Mike stood on shaky legs, opened the bedroom door, and walked down a narrow staircase into a small kitchen. Tom was standing at the stove in a bathrobe, scrambling eggs, a coffee mug in his free hand. He looked younger. Healthier. His hair was darker, his face less lined.

He looked at Mike and smiled. “Morning, kid. You look like you’ve seen a ghost.”

Mike opened his mouth. Closed it. Opened it again.

“Where’s Mom?”

Tom’s smile faded. He set down the spatula. “What?”

“My mom. Where is she?”

Tom stared at him. “Mike, are you okay? You left your phone on the kitchen table last night, you’re acting a little—”

“Tom. Where is my mom?”

Tom put his coffee down. His expression shifted from confusion to concern. “Mike. If this is a joke, it’s not funny.” He paused. His voice softened. “Your mom has been where she’s been for the last sixteen years. Cypress Lawn Memorial Park. In Colma. You know that.”

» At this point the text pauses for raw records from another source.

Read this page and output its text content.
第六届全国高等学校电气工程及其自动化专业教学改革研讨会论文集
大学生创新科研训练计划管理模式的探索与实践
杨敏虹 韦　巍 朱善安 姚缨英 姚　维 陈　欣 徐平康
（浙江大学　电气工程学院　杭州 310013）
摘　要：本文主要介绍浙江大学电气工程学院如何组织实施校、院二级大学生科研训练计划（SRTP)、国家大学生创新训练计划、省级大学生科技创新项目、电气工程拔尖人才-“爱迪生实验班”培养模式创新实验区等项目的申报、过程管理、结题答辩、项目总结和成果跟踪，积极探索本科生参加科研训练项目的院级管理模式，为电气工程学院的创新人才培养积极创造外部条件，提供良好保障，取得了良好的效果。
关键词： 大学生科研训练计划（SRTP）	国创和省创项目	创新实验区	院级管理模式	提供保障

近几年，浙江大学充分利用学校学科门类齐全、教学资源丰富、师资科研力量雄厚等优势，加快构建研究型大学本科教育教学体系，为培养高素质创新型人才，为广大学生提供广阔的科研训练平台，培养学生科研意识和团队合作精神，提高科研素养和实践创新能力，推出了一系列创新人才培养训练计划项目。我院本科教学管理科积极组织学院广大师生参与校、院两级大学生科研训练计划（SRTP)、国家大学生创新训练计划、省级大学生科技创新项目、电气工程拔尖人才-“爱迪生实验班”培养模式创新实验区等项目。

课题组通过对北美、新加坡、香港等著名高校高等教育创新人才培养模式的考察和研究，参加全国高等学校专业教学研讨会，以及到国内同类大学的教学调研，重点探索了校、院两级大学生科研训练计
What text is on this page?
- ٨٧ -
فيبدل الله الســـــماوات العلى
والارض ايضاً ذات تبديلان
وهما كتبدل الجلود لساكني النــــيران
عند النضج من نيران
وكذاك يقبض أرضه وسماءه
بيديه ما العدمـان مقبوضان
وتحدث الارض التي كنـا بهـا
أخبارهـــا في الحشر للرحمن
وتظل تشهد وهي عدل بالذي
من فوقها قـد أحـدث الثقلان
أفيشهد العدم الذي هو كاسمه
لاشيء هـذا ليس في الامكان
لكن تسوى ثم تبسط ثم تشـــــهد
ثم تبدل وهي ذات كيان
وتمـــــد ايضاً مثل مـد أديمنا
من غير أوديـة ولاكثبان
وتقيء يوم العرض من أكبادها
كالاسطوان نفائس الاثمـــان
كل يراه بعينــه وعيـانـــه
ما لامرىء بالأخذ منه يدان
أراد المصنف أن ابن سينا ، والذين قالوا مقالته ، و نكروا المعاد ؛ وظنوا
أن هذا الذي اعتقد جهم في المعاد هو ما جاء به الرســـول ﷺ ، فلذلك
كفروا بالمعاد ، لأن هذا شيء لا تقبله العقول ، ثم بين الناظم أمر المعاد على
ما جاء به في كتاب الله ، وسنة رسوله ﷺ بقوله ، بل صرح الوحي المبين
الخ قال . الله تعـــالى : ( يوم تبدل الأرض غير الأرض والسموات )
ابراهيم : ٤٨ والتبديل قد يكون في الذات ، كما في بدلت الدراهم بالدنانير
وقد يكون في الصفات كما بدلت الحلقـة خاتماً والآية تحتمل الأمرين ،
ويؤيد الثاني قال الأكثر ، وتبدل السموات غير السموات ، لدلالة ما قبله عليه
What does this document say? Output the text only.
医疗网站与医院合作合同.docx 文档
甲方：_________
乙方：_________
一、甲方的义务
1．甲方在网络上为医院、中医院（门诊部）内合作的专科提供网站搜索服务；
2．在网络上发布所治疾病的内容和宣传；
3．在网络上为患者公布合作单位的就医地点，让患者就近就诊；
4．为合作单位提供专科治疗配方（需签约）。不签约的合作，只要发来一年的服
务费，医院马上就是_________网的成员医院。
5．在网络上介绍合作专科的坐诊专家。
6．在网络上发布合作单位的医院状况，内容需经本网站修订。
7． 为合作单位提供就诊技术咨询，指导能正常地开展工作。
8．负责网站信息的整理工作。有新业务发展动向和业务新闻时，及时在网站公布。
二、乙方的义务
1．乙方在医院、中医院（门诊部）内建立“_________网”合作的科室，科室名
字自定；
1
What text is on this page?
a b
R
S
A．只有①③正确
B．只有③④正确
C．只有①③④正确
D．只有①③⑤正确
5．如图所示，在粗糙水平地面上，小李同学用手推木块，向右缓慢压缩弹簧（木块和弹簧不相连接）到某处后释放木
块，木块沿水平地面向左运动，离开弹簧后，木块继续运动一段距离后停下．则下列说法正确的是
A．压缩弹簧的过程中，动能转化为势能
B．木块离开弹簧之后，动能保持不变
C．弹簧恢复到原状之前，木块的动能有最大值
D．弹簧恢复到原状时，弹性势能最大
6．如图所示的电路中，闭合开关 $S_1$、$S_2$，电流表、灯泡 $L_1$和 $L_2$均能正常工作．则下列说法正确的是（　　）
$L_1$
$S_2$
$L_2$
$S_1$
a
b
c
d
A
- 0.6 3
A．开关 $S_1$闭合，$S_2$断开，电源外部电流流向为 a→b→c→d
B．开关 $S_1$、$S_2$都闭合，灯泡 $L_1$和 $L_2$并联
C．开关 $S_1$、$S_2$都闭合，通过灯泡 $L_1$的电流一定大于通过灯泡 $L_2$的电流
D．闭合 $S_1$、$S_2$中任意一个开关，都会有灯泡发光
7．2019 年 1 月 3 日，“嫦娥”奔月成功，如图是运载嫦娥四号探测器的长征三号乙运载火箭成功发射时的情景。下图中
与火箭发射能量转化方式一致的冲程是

The words hit Mike like a second collision. His knees almost buckled. Something was very, very wrong.

His mind raced backward — the rain hammering the Prius. The white light. The vibration in his blood. The old man’s face. The vial. The robotaxis crushing him from both ends. His Prius — where was his Prius? The lightning. That impossible surge of energy that had passed through his body at the same moment the liquid was rewriting something inside him. What had happened?

“Mike?” Tom stepped closer, gently gripping his shoulder. “Hey. Snap out of it, kid. Sit down. Eat your food.”

Mike blinked. He looked at Tom’s face — younger, less worn, but unmistakably Tom. The same kind eyes. The same stubble he never fully committed to shaving.

“Dad,” Mike said, testing the word.

Tom’s eyebrows rose. Then he smiled — a real, warm smile. “There he is. Is the real Mike Friedrich back now?”

Mike sat down at the kitchen table. His hands were trembling. He looked around the kitchen. Photos on the refrigerator. Him and Tom. Tom and him. Birthday parties. Little league. A vacation somewhere with mountains. Years and years of a life he had never lived.

No Anita. Not in a single photo.

Tom slid a plate of eggs across the counter. “Eat. Bus comes in twenty.”

Mike reached for the phone lying on the kitchen table — the one Tom said he’d left there last night. Not his phone. An older model, a cracked iPhone 11 in a case he didn’t recognize. He pressed the home button.

The screen said: Monday, September 9, 2019.

Mike stared at it.

He was sixteen years old. A high school senior. Tom Friedrich’s only son.

And Anita Hidalgo had never existed.